This is search engine optimization tip number eighteen in our continuing series of tips from search engine optimization company Vizion Interactive. All of our search engine optimization tips meant to be very specific, they should not take a lot of time to fix or review (to check to see if you are following the search engine optimization best practices), and will be rather “short and sweet” and directly to the point.
Not following along with our Search Engine Optimization Tips? Our last search engine optimization, search engine optimization tip 17, was about links and your reputation and finding additional links to your site by searching at your favorite search engine for your name or your company name. The SEO tip before that was about creating a breadcrumb trail on your site. To find the previous search engine optimization tips, take a look at one of my previous SEO tips; you should find some links there. All of these “search engine optimization tips” are things I look at when analyzing a site or optimizing it for the search engines. Keep in mind, though, that this is only the beginning. There are a lot more search engine optimization tips coming in the future. In fact, to keep up with these SEO tips you might want to subscribe to our SEO RSS Feed.
For search engine optimization tip number eighteen, let’s talk about how you should link. Or, better, yet, where on your web page you should put your links. We all know that on your web page you will have several outgoing links. (In fact, it’s better to have more incoming links than outgoing links on a web page, but let’s save that for another SEO tip for now.) Those outgoing links can be outgoing to another web site or outgoing to your own internal web page (another page on your site).
If you want links to “count more” in a search engine’s eyes, then you need to make sure that those links appear within the middle of a sentence somewhere, not buried at the bottom of a web page or even on a sidebar somewhere. Although someone may be reading something on your web page and it might make more sense to add a link at the end of your web page (after someone has read it), most likely you’re going to get better search engine optimization results if you put your links within the context of a sentence or paragraph.
Let’s look at an example of the search engine optimization benefits of inserting links within the context of a web page. Wikipedia first comes to mind. More specifically, let’s look at the Wikipedia web page for search engine optimization.
As you read through Wikipedia, you will notice that internal links are sprinkled throughout each Wikipedia entry. You’ll see on the example below that internal links are in the middle of a sentence: they’re not somewhere else on the web page. This is one reason why Wikipedia seems to rank so well for so many phrases (besides the fact that so many other web sites link to them). For example, they link the word ‘web site’ to their web page about web sites.
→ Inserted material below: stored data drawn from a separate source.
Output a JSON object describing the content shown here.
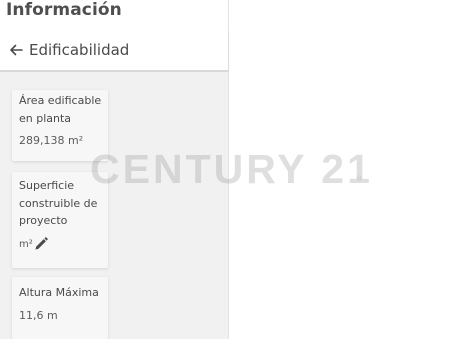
{
  "header": {
    "app_title": "Información",
    "section_title": "Edificabilidad"
  },
  "cards": [
    {
      "label_lines": [
        "Área edificable",
        "en planta"
      ],
      "value": "289,138 m²"
    },
    {
      "label_lines": [
        "Superficie",
        "construible de",
        "proyecto"
      ],
      "value": "m²",
      "icon": "pencil-icon"
    },
    {
      "label_lines": [
        "Altura Máxima"
      ],
      "value": "11,6 m"
    }
  ],
  "watermark": {
    "text": "CENTURY 21",
    "mark": "®"
  },
  "colors": {
    "panel_bg": "#ffffff",
    "content_bg": "#f1f1f1",
    "card_bg": "#f7f7f7",
    "text": "#4a4a4a"
  }
}
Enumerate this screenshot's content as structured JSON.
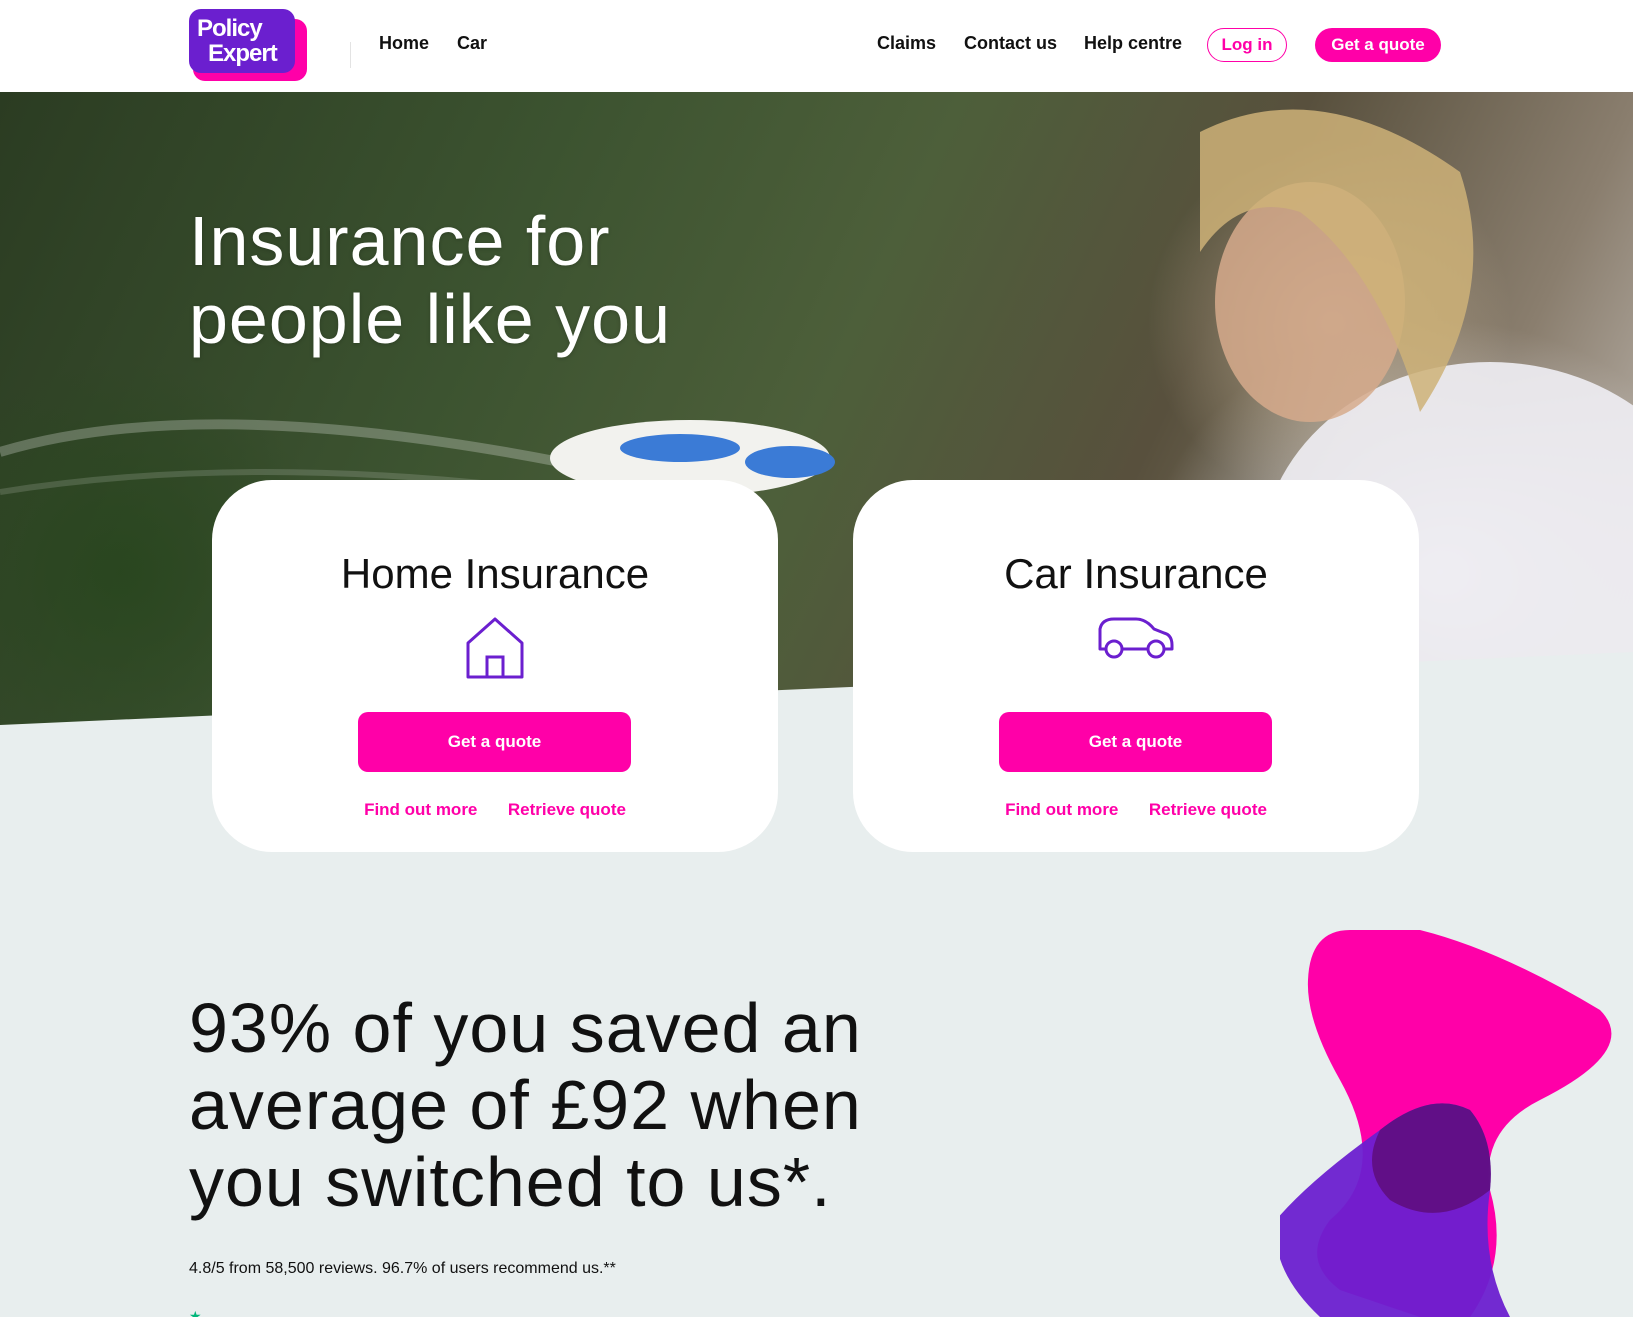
{
  "header": {
    "logo_line1": "Policy",
    "logo_line2": "Expert",
    "nav_left": [
      "Home",
      "Car"
    ],
    "nav_right": [
      "Claims",
      "Contact us",
      "Help centre"
    ],
    "login_label": "Log in",
    "quote_label": "Get a quote"
  },
  "hero": {
    "title_line1": "Insurance for",
    "title_line2": "people like you"
  },
  "cards": [
    {
      "title": "Home Insurance",
      "icon": "house-icon",
      "button": "Get a quote",
      "link1": "Find out more",
      "link2": "Retrieve quote"
    },
    {
      "title": "Car Insurance",
      "icon": "car-icon",
      "button": "Get a quote",
      "link1": "Find out more",
      "link2": "Retrieve quote"
    }
  ],
  "stat": {
    "line1": "93% of you saved an",
    "line2": "average of £92 when",
    "line3": "you switched to us*."
  },
  "reviews": "4.8/5 from 58,500 reviews. 96.7% of users recommend us.**",
  "colors": {
    "accent": "#ff00a8",
    "purple": "#6b1fcf",
    "page_bg": "#e8eeee"
  }
}
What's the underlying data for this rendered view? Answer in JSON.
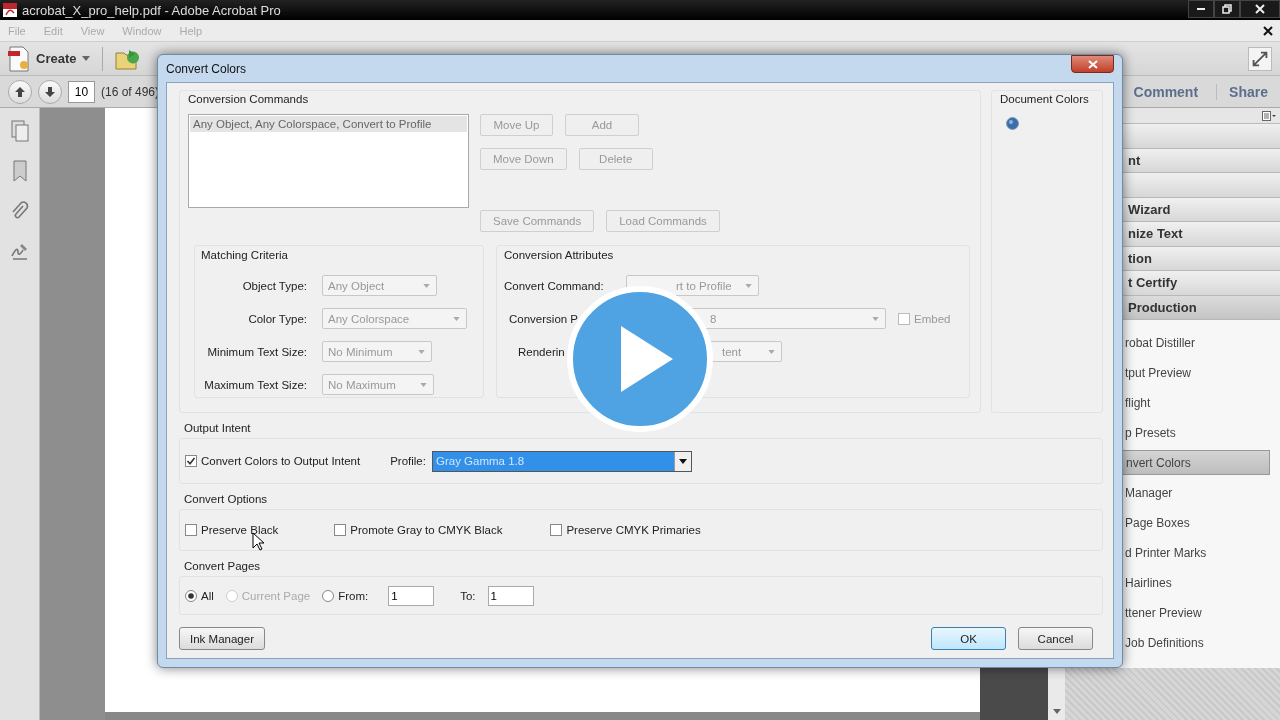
{
  "app": {
    "title": "acrobat_X_pro_help.pdf - Adobe Acrobat Pro",
    "menu": [
      "File",
      "Edit",
      "View",
      "Window",
      "Help"
    ],
    "create_button": "Create",
    "page_number": "10",
    "page_count": "(16 of 496)",
    "task_buttons": [
      "Comment",
      "Share"
    ]
  },
  "tools_panel": {
    "sections": [
      {
        "kind": "header"
      },
      {
        "kind": "header",
        "label": "nt"
      },
      {
        "kind": "header"
      },
      {
        "kind": "header",
        "label": "Wizard"
      },
      {
        "kind": "header",
        "label": "nize Text"
      },
      {
        "kind": "header",
        "label": "tion"
      },
      {
        "kind": "header",
        "label": "t Certify"
      },
      {
        "kind": "open",
        "label": "Production"
      }
    ],
    "items": [
      {
        "label": "robat Distiller",
        "selected": false
      },
      {
        "label": "tput Preview",
        "selected": false
      },
      {
        "label": "flight",
        "selected": false
      },
      {
        "label": "p Presets",
        "selected": false
      },
      {
        "label": "nvert Colors",
        "selected": true
      },
      {
        "label": "Manager",
        "selected": false
      },
      {
        "label": "Page Boxes",
        "selected": false
      },
      {
        "label": "d Printer Marks",
        "selected": false
      },
      {
        "label": "Hairlines",
        "selected": false
      },
      {
        "label": "ttener Preview",
        "selected": false
      },
      {
        "label": "Job Definitions",
        "selected": false
      }
    ]
  },
  "dialog": {
    "title": "Convert Colors",
    "conversion_commands": {
      "heading": "Conversion Commands",
      "list": [
        {
          "text": "Any Object, Any Colorspace, Convert to Profile",
          "selected": true
        }
      ],
      "buttons": [
        {
          "label": "Move Up",
          "disabled": true
        },
        {
          "label": "Add",
          "disabled": true
        },
        {
          "label": "Move Down",
          "disabled": true
        },
        {
          "label": "Delete",
          "disabled": true
        },
        {
          "label": "Save Commands",
          "disabled": true
        },
        {
          "label": "Load Commands",
          "disabled": true
        }
      ]
    },
    "document_colors": {
      "heading": "Document Colors"
    },
    "matching_criteria": {
      "heading": "Matching Criteria",
      "fields": [
        {
          "label": "Object Type:",
          "value": "Any Object",
          "disabled": true
        },
        {
          "label": "Color Type:",
          "value": "Any Colorspace",
          "disabled": true
        },
        {
          "label": "Minimum Text Size:",
          "value": "No Minimum",
          "disabled": true
        },
        {
          "label": "Maximum Text Size:",
          "value": "No Maximum",
          "disabled": true
        }
      ]
    },
    "conversion_attributes": {
      "heading": "Conversion Attributes",
      "fields": [
        {
          "label": "Convert Command:",
          "value": "rt to Profile",
          "disabled": true
        },
        {
          "label": "Conversion P",
          "value": "8",
          "disabled": true
        },
        {
          "label": "Renderin",
          "value": "tent",
          "disabled": true
        }
      ],
      "embed": {
        "label": "Embed",
        "checked": false,
        "disabled": true
      }
    },
    "output_intent": {
      "heading": "Output Intent",
      "checkbox": {
        "label": "Convert Colors to Output Intent",
        "checked": true
      },
      "profile_label": "Profile:",
      "profile_value": "Gray Gamma 1.8"
    },
    "convert_options": {
      "heading": "Convert Options",
      "options": [
        {
          "label": "Preserve Black",
          "checked": false
        },
        {
          "label": "Promote Gray to CMYK Black",
          "checked": false
        },
        {
          "label": "Preserve CMYK Primaries",
          "checked": false
        }
      ]
    },
    "convert_pages": {
      "heading": "Convert Pages",
      "radios": [
        {
          "label": "All",
          "selected": true,
          "disabled": false
        },
        {
          "label": "Current Page",
          "selected": false,
          "disabled": true
        },
        {
          "label": "From:",
          "selected": false,
          "disabled": false
        }
      ],
      "from": "1",
      "to_label": "To:",
      "to": "1"
    },
    "buttons": {
      "ink_manager": "Ink Manager",
      "ok": "OK",
      "cancel": "Cancel"
    }
  }
}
Search engines are looking to evolve, and they’re always looking for things that are not as easy to “manipulate”. Giving more weight to links that are within the middle of a sentence make sense. So, take a look around your web site and see if you have content on your site where you can link internally to other web pages (within the middle of a sentence). Add some internal links to your content and you soon be seeing the search engine optimization benefits.